In 1986, the Human Resources Development Ministry of the Government of India in New Delhi, approached the School enquiring if it would help increase the density of village schools. In 1986, the first satellite school, named Valmikivanam started in Eguvaboyapalle, a village of woodsmen. Since Valmikivanam, 15 more satellite schools have come up in a 25 km radius of the River Campus. They form a network and teachers from these schools actively participate in developing new learning materials.

In Chennai, V Shantaram, a chartered accountant in his late twenties, walked out of a secure career path to enrol in the Salim Ali School in Pondicherry to study ecology. He became an ardent ornithologist, his study of woodpeckers earning him a doctorate in 1989. He arrived at Rishi Valley to teach. Dr Ajith Gite had came over to be the School doctor. His wife Nalini hailed from Pune, but had spent her youth among tribals in the Dang district of Gujarat. She was an Ayurvedic doctor qualified at the Aryangla Medical College, Satara but says she learnt her pharmacopoeia from an Awary tribal chief in the Dang jungle. Ajith was a workaholic and died at the School in 2002. Nalini is creating a comprehensive herbal conservatory now. M S Sailendran is another chartered accountant seduced by nature. He came to the School as an internal auditor and stayed on. He is the School Bursar and a keen conservationist. Jayant Tengshe graduated from the prestigious IIT, Powaii. Instead of riding the conveyor belt to Silicon Valley, he surrendered to the gravitational pull of Rishi Valley. He teaches mathematics and works with Nalini in increasing the diversity of her collection. More recently young medical doctors Dr Kartik Kalyanram and his wife Dr Vidya Kartik have settled here to build the Rural Health Centre. Let us meet them briefly for now and move on. Their individual lives and works, as we shall soon see, will synergize and lock together with precision.

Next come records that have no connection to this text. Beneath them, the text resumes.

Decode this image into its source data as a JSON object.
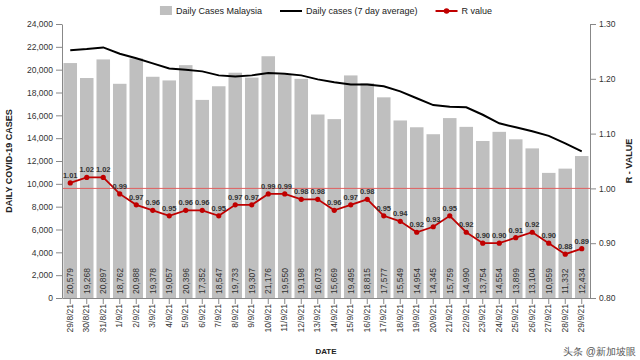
{
  "chart_data": {
    "type": "bar",
    "categories": [
      "29/8/21",
      "30/8/21",
      "31/8/21",
      "1/9/21",
      "2/9/21",
      "3/9/21",
      "4/9/21",
      "5/9/21",
      "6/9/21",
      "7/9/21",
      "8/9/21",
      "9/9/21",
      "10/9/21",
      "11/9/21",
      "12/9/21",
      "13/9/21",
      "14/9/21",
      "15/9/21",
      "16/9/21",
      "17/9/21",
      "18/9/21",
      "19/9/21",
      "20/9/21",
      "21/9/21",
      "22/9/21",
      "23/9/21",
      "24/9/21",
      "25/9/21",
      "26/9/21",
      "27/9/21",
      "28/9/21",
      "29/9/21"
    ],
    "series": [
      {
        "name": "Daily Cases Malaysia",
        "type": "bar",
        "color": "#bfbfbf",
        "data_labels": true,
        "values": [
          20579,
          19268,
          20897,
          18762,
          20988,
          19378,
          19057,
          20396,
          17352,
          18547,
          19733,
          19307,
          21176,
          19550,
          19198,
          16073,
          15669,
          19495,
          18815,
          17577,
          15549,
          14954,
          14345,
          15759,
          14990,
          13754,
          14554,
          13899,
          13104,
          10959,
          11332,
          12434
        ],
        "value_labels": [
          "20,579",
          "19,268",
          "20,897",
          "18,762",
          "20,988",
          "19,378",
          "19,057",
          "20,396",
          "17,352",
          "18,547",
          "19,733",
          "19,307",
          "21,176",
          "19,550",
          "19,198",
          "16,073",
          "15,669",
          "19,495",
          "18,815",
          "17,577",
          "15,549",
          "14,954",
          "14,345",
          "15,759",
          "14,990",
          "13,754",
          "14,554",
          "13,899",
          "13,104",
          "10,959",
          "11,332",
          "12,434"
        ]
      },
      {
        "name": "Daily cases (7 day average)",
        "type": "line",
        "color": "#000000",
        "values": [
          21700,
          21800,
          21950,
          21400,
          21000,
          20550,
          20100,
          20000,
          19850,
          19500,
          19400,
          19500,
          19700,
          19650,
          19500,
          19150,
          18900,
          18700,
          18700,
          18550,
          18100,
          17500,
          16900,
          16750,
          16700,
          16050,
          15300,
          14950,
          14600,
          14200,
          13550,
          12850
        ]
      },
      {
        "name": "R value",
        "type": "line",
        "color": "#c00000",
        "marker": "circle",
        "axis": "y2",
        "data_labels": true,
        "values": [
          1.01,
          1.02,
          1.02,
          0.99,
          0.97,
          0.96,
          0.95,
          0.96,
          0.96,
          0.95,
          0.97,
          0.97,
          0.99,
          0.99,
          0.98,
          0.98,
          0.96,
          0.97,
          0.98,
          0.95,
          0.94,
          0.92,
          0.93,
          0.95,
          0.92,
          0.9,
          0.9,
          0.91,
          0.92,
          0.9,
          0.88,
          0.89
        ],
        "value_labels": [
          "1.01",
          "1.02",
          "1.02",
          "0.99",
          "0.97",
          "0.96",
          "0.95",
          "0.96",
          "0.96",
          "0.95",
          "0.97",
          "0.97",
          "0.99",
          "0.99",
          "0.98",
          "0.98",
          "0.96",
          "0.97",
          "0.98",
          "0.95",
          "0.94",
          "0.92",
          "0.93",
          "0.95",
          "0.92",
          "0.90",
          "0.90",
          "0.91",
          "0.92",
          "0.90",
          "0.88",
          "0.89"
        ]
      }
    ],
    "x_label": "DATE",
    "y_label": "DAILY COVID-19 CASES",
    "y2_label": "R - VALUE",
    "ylim": [
      0,
      24000
    ],
    "yticks": [
      0,
      {
        "value": 2000,
        "label": "2,000"
      },
      {
        "value": 4000,
        "label": "4,000"
      },
      {
        "value": 6000,
        "label": "6,000"
      },
      {
        "value": 8000,
        "label": "8,000"
      },
      {
        "value": 10000,
        "label": "10,000"
      },
      {
        "value": 12000,
        "label": "12,000"
      },
      {
        "value": 14000,
        "label": "14,000"
      },
      {
        "value": 16000,
        "label": "16,000"
      },
      {
        "value": 18000,
        "label": "18,000"
      },
      {
        "value": 20000,
        "label": "20,000"
      },
      {
        "value": 22000,
        "label": "22,000"
      },
      {
        "value": 24000,
        "label": "24,000"
      }
    ],
    "y2lim": [
      0.8,
      1.3
    ],
    "y2ticks": [
      {
        "value": 0.8,
        "label": "0.80"
      },
      {
        "value": 0.9,
        "label": "0.90"
      },
      {
        "value": 1.0,
        "label": "1.00"
      },
      {
        "value": 1.1,
        "label": "1.10"
      },
      {
        "value": 1.2,
        "label": "1.20"
      },
      {
        "value": 1.3,
        "label": "1.30"
      }
    ],
    "reference_line": {
      "value": 1.0,
      "axis": "y2",
      "color": "#e06060"
    },
    "grid": false,
    "legend": "top",
    "annotations": [
      {
        "text": "头条 @新加坡眼"
      }
    ]
  }
}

There is no cause to imagine that the satellite schools are a life apart from the Rishi Valley School. To persist with the banyan metaphor, the original 300 acres in which the tree stands, having extended to 450, vines have struck root over a 25 km radius in which the satellite schools are located. Around each rural school active village communities have formed. Nalini and Jayant are propagating the value of cultivating herbs and medicinal plants, for health, nutrition, and also for income generation. Sailendran regularly leads teams of students from Rishi Valley to interact with the villages and help them plant their community gardens. Sailendran says, "We discovered how much more profitable is cultivation of Jamun and Custard Apple trees. Villagers get tempted by exotic cropping ideas and forget old native trees." New groups of enthusiasts have formed around Madanapalle inspired by the now green south hills. Sailendran counsels them and arranges for planting materials. Kartik and Vidya run a dispensary at Rishi Valley and also tour the villages. "Most of the ailments are due to poor nutrition. Tuberculosis is only a layer away," he says. He is creating a database to map the health profile of the villages. With Nalini's help he is prescribing diets that include leaves and grains, now fallen in people's esteem. You can discern a convergence of all these seemingly unrelated initiatives. The focus of Rishi Valley School's work with rural people is on restoring their pride in their own worth. The purpose of education ought not to be in preparing people to be cogs in the modern economic machine, but to teach them to live sustainably, profitably, proudly, creatively, supportively whatever their habitats.